Well, again "life" has been getting in the way and I have not had time to read my fellow bloggers and post anything lately. Thank God things are getting back to normal and I can return to my daily reading. Last night my adorable husband gave me a great idea for a post. Perks! Yes, the many wonderful perks that are afforded to those women and men daring enough to embrace this lifestyle.

In the past six months my life has done a 360. I have found myself thinking lately about how I ever lived any other way. I have been thinking all day about the perks I enjoy on a daily basis. These perks are mine, custom made to my relationship and life with a wonderful man. This is the same man I called very naughty names in the past. Not naughty in a good way either. Names like idiot, pathetic, moron, poor excuse for a man. Told you, not so nice. I can be a good bitch or a very mean bitch. He has learned to take the good bitch and not provoke the mean bitch. So, here are some perks I have found myself enjoying very much. Any woman who wants can have these same things, to be treated like a Queen. Remember it's not all about being a cruel, heartless bitch. It's about the man in your life adoring you in any way YOU want.

1. I am brought coffee and my slippers every morning.
2. I have my feet kissed each morning.
3. Dinner is cooked everyday (I hate cooking, have I mentioned that?)
4. My feet are massaged anytime I want.
5. When I want, a bath is drawn, intelligent conversation is had and I am dried and lotioned up.
6. Dishes are done after dinner.
7. I am kissed, cuddled and licked whenever I want with no macho bullshit.
8. I am now asked to cuddle, instead of just me asking.
9. My husband no longer masturbates, period.
10. I control when, how and how often my husband orgasms :-).
11. I get first rights to the remote control.
12. I can make him ask for directions when we are lost.
13. I initiate sex but still enjoy his "advances" when wanted.
14. While out, I am never without a drink. He is attentive to foresee when I want a cigarette.
15. He helps out at parties without having to be asked or told. You should hear the praises I get about him, fabulous!!
16. I don't ever have to give him head if I don't want and he never asks me to swallow!!
17. I can stay home and take care of our family.
18. He pays all the bills.
19. I can buy whatever I want, whenever I want.
20. I get text messages, calls and emails throughout the day telling me how much he loves and adores me.
21. I get back massages whenever I want.


But the best perk that has come out of embracing this lifestyle is the utter joy and happiness I have now living with this man. Not wanting him to leave in the morning and being happy when he gets home. I love spending time with him, where as before I didn't. I would remember praying he would have an early meeting or a late meeting so he wouldn't be around me. Talk about a 360 change. One thing I am realizing is this lifestyle is whatever you want it to be. Personally, I do not like making all the decisions and being in control 100% of the time. When I want my husband to make a decision I tell him. THAT IS STILL DOMINATION. I am expressing a want to him and he is fulfilling it. I even have a FemDom friend who had to order her submissive to rest, because he wouldn't stop and take care of himself. On the outside that doesn't look like typical FemDom, but it is. She is telling him what to do. Even if you tell him to hold you and let you cry on his shoulder, it doesn't make your relationship any less FemDom.
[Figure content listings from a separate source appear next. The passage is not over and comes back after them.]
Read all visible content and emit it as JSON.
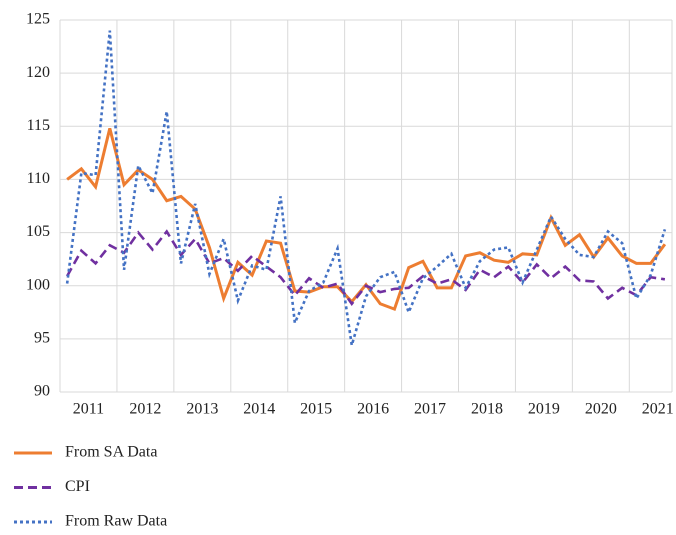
{
  "chart_data": {
    "type": "line",
    "categories": [
      "2011",
      null,
      null,
      null,
      "2012",
      null,
      null,
      null,
      "2013",
      null,
      null,
      null,
      "2014",
      null,
      null,
      null,
      "2015",
      null,
      null,
      null,
      "2016",
      null,
      null,
      null,
      "2017",
      null,
      null,
      null,
      "2018",
      null,
      null,
      null,
      "2019",
      null,
      null,
      null,
      "2020",
      null,
      null,
      null,
      "2021",
      null,
      null
    ],
    "series": [
      {
        "name": "From SA Data",
        "color": "#ed7d31",
        "dash": "solid",
        "values": [
          110,
          111,
          109.3,
          114.8,
          109.5,
          110.9,
          110,
          108,
          108.4,
          107.2,
          103.6,
          98.8,
          102.2,
          101,
          104.2,
          104,
          99.5,
          99.4,
          99.9,
          99.9,
          98.5,
          100.1,
          98.3,
          97.8,
          101.7,
          102.3,
          99.8,
          99.8,
          102.8,
          103.1,
          102.4,
          102.2,
          103,
          102.9,
          106.4,
          103.8,
          104.8,
          102.7,
          104.5,
          102.8,
          102.1,
          102.1,
          103.9
        ]
      },
      {
        "name": "CPI",
        "color": "#7030a0",
        "dash": "dashed",
        "values": [
          100.9,
          103.3,
          102.1,
          103.8,
          103.1,
          105,
          103.4,
          105.1,
          102.9,
          104.4,
          102.1,
          102.6,
          101.4,
          102.8,
          101.8,
          100.8,
          99.1,
          100.7,
          99.8,
          100.2,
          98.3,
          100,
          99.4,
          99.7,
          99.8,
          100.9,
          100.2,
          100.6,
          99.6,
          101.5,
          100.8,
          101.8,
          100.3,
          102,
          100.7,
          101.8,
          100.5,
          100.4,
          98.8,
          99.8,
          99.1,
          100.8,
          100.6
        ]
      },
      {
        "name": "From Raw Data",
        "color": "#4472c4",
        "dash": "dotted",
        "values": [
          100.2,
          110.6,
          110.4,
          124,
          101.5,
          111.3,
          108.7,
          116.4,
          102.1,
          107.7,
          101.1,
          104.4,
          98.6,
          101.9,
          101.5,
          108.4,
          96.5,
          99.5,
          100.3,
          103.5,
          94.4,
          99,
          100.8,
          101.3,
          97.5,
          100.7,
          101.8,
          103,
          99.8,
          102.3,
          103.4,
          103.6,
          100.3,
          103.4,
          106.5,
          104.4,
          102.9,
          102.7,
          105.1,
          104,
          98.8,
          101,
          105.3
        ]
      }
    ],
    "ylim": [
      90,
      125
    ],
    "yticks": [
      90,
      95,
      100,
      105,
      110,
      115,
      120,
      125
    ],
    "grid": true,
    "legend": "bottom-left"
  }
}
I wouldn't trade my life for anything. It has not happened over night either. Transitioning from a traditional marriage to a FemDom marriage has happened slowly, naturally. If it is rushed or forced it will be more work than anything. It will seem like it is not working because everything doesn't feel natural. In the beginning I thought a FemDom marriage had to be like the stories you read in Elise Sutton's books. What I had to remember is most of those relationships had been FemDom for years and years. It took time to evolve and it definitely didn't happen over night. Once I got that, and gave myself a break, the relationship blossomed, taking it's natural course. I am so glad it did to. I am the Queen of my castle!!